Rok temu stałem w podobnej sytuacji budując dom (150m2 z poddaszem mieszkalnym wszędzie podłogówka ocieplony 15cm styropianem, w domu 2 regulatory parter i poddasze, temperatury ustawione na 22 stopnie z histerezą 1 stopnia) po przeliczeniach i głębokiej analizie wybrałem piec na eko-groszek. Każdemu polecam bo wszystko inne się chowa :)) w jaki sposób by nie patrzeć. Cena za tonę od 650 za 22MJ do 800 za 30MJ osobiście testowałem wszystkie rodzaje i polecam ten od 22 do 25 MJ w zależności od mrozu. Tona mi starcza na około 50dni w zimę. Czyszczenie i dosypywanie eko-groszku do pieca to raz na półtora lub dwa tygodnie w zależności od temperatury na dworze :) Ogrzewam nim też ciepłą wodę prze lato do tej pory spaliłem 7 worków po 33kg koszt około 140zł i byłem raz czyścić i dosypywać. Piec SAS SLIM 17KW.
Dla mnie bezapelacyjnie pellet. Jest kaloryczny i dobrze się pali no i oczywiście jest o niebo tańszy od gazu.
tylko gazowe, czysto, podkrecasz na jaka temp chcesz i grzeje, wlaczasz w zime, wylaczasz wiosna i tyle, kto jest biedniejszy wezmie pellet ew eko groszek ale z tym jest roboty
Gaz jest tani i kaloryczny. Legendy o drogim gazie dotyczą bardxo starych domów.
B.tani 1 tys.miesięcznie tak leciutko trzeba płacić przeciętnie,ma iść w góre na 3 zł wtedy to bedzie naprawde tanio:)
dom 180m- temp 22 stopnie - za sezon pazdziernik koniec marca - 3 tys to jest drogo ?????

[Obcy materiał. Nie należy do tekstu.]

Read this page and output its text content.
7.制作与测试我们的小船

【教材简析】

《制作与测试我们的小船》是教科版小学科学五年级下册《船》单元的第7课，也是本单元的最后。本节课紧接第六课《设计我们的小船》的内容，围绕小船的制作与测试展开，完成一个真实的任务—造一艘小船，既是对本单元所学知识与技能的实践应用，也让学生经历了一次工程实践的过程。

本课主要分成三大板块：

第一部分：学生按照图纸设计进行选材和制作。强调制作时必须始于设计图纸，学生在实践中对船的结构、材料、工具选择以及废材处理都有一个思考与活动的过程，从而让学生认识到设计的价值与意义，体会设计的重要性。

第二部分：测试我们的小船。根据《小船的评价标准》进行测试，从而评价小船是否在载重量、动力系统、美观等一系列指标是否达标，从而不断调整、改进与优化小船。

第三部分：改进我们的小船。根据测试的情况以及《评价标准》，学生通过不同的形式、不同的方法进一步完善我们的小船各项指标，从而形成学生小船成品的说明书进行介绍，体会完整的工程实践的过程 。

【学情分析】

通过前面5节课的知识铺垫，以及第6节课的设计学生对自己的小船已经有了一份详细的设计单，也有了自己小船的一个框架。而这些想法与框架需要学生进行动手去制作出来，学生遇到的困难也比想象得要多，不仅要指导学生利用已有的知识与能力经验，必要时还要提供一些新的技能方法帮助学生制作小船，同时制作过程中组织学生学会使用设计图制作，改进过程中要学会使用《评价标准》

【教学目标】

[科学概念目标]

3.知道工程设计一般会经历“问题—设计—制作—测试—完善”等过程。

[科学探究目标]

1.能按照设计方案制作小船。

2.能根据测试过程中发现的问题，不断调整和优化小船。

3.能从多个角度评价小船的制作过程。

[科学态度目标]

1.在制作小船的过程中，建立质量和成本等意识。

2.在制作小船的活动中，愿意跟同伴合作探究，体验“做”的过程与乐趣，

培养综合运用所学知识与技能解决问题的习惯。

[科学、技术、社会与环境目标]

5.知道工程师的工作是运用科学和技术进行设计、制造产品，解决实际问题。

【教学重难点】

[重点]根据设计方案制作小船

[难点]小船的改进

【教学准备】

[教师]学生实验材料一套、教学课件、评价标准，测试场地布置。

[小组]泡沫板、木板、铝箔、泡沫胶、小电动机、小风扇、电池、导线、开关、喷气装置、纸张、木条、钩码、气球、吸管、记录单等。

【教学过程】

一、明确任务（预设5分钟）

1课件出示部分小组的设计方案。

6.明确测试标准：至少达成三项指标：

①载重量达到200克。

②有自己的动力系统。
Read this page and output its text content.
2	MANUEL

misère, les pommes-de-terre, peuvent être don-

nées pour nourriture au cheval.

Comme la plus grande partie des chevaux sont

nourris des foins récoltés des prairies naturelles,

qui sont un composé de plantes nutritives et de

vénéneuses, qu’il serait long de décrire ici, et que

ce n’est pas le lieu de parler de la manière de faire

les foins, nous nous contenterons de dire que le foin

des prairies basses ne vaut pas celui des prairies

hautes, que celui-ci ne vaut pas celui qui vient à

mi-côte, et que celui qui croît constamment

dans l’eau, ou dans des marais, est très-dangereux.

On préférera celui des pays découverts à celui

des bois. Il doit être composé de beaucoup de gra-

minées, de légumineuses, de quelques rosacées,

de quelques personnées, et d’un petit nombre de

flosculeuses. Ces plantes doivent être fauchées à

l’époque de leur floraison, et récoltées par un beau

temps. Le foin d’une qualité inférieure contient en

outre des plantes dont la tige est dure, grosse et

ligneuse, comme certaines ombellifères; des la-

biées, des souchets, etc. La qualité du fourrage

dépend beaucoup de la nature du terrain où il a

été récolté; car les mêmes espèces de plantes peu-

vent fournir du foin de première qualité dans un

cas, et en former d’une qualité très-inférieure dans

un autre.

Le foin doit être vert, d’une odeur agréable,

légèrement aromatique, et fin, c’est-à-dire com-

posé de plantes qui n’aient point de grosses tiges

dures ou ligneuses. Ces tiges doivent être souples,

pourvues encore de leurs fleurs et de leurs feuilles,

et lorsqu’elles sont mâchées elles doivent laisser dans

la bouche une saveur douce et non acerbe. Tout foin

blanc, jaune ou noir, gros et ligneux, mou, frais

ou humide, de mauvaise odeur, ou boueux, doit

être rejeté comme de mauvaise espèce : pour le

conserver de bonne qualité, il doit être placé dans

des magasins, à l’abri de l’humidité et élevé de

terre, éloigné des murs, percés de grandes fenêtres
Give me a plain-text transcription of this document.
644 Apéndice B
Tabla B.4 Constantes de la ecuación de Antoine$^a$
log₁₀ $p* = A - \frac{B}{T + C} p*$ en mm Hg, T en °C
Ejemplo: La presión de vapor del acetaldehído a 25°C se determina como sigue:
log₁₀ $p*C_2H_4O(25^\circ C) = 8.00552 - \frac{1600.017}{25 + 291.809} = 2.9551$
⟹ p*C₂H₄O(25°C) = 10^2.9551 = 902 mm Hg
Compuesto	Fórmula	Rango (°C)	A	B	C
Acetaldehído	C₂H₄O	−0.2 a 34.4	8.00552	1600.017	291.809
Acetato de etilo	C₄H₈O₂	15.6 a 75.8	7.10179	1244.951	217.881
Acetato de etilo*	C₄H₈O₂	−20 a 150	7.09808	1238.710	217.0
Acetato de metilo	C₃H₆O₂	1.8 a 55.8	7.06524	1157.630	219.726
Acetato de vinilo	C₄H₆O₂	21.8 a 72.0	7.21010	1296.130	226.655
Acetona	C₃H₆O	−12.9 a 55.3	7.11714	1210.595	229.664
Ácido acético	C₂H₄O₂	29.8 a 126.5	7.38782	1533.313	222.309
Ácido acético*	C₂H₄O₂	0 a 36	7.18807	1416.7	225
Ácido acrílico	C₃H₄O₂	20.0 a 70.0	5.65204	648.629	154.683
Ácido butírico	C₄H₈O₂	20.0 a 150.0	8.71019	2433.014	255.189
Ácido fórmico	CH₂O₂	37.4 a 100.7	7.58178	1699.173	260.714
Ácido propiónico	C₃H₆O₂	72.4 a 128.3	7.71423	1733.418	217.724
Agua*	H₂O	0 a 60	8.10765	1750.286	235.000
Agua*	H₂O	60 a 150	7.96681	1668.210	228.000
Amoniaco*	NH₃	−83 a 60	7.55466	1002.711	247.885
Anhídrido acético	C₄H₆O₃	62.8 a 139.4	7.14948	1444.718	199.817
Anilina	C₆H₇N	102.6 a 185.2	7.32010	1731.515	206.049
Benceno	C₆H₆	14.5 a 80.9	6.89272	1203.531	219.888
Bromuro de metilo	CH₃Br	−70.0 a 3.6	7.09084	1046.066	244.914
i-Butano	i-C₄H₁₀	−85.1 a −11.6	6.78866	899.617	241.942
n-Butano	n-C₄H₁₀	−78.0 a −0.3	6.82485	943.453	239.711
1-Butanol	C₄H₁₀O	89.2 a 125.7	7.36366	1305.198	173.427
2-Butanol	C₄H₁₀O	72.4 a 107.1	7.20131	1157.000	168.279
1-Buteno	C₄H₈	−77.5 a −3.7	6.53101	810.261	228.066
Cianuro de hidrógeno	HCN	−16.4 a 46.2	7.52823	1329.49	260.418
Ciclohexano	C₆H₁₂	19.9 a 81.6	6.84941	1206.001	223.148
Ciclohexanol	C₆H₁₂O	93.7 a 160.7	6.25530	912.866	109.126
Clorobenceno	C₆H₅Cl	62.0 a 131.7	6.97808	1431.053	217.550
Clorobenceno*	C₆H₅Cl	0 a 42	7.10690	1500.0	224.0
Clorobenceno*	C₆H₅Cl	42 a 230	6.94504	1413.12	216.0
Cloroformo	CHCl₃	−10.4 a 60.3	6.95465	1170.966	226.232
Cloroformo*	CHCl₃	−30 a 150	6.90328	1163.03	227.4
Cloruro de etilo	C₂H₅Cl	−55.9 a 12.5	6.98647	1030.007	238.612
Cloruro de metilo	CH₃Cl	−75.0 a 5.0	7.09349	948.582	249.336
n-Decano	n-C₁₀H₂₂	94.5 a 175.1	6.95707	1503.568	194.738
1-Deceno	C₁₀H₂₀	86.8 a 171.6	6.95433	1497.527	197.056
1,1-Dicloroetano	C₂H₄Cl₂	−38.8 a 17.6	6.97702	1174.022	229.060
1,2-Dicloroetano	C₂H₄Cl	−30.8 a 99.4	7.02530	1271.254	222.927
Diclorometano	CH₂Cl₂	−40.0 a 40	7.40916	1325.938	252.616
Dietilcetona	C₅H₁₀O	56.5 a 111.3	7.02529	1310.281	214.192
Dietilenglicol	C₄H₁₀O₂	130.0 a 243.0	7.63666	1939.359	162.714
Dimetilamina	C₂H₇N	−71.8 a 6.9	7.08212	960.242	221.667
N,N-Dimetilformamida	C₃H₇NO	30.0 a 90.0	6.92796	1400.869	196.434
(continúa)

jak się nie ma kasy a jednak kupuje dom to rzeczywiście trzeba kombinować jakimś węglem lub węglopodobnymi odpadami jak pseudoeko groszek itp. Szkoda że tak jest bo smród z kominów okropny a właściciele tego nie przyznają ale ciągle upieprzeni w sadzy i szuflują jesienią te tony węgla do piwnicy. Najwygodniejsze ogrzewanie to MEC, ale zaznaczam że trzeba być nico bogatszym a nie że ostatnią złotówke wydałeś na drzwi do domu i teraz musisz palić węglem.
Każdy wybierając ogrzewanie kieruję się jakimiś racjami. Moimi były: cena, wydajność oraz wygoda stąd zdecydowałem się na pellet i jak dotychczas nigdy nie pożałowałem tej decyzji.
Wsypanie do piwnicy 2.5 tony węgla zajęło mi 3 godziny, węgiel rozpalam od góry praktycznie raz na dzień. Faktycznie roboty od groma. Cały sezon mam z głowy za max 2000zł razem z drewnem i zrzynami na rozpałkę. Mając ogrzewanie gazowe płaciłem za gaz 1400-1500zł za dwa miesiące i wcale nie było w domu ciepło.
szkoda że tak ludzie oszczędzają akurat na ogrzewaniu zamiast na papierosach czy alkoholu. Tak byłoby czyściej oddychać a nie ten syf z kominów wszędzie.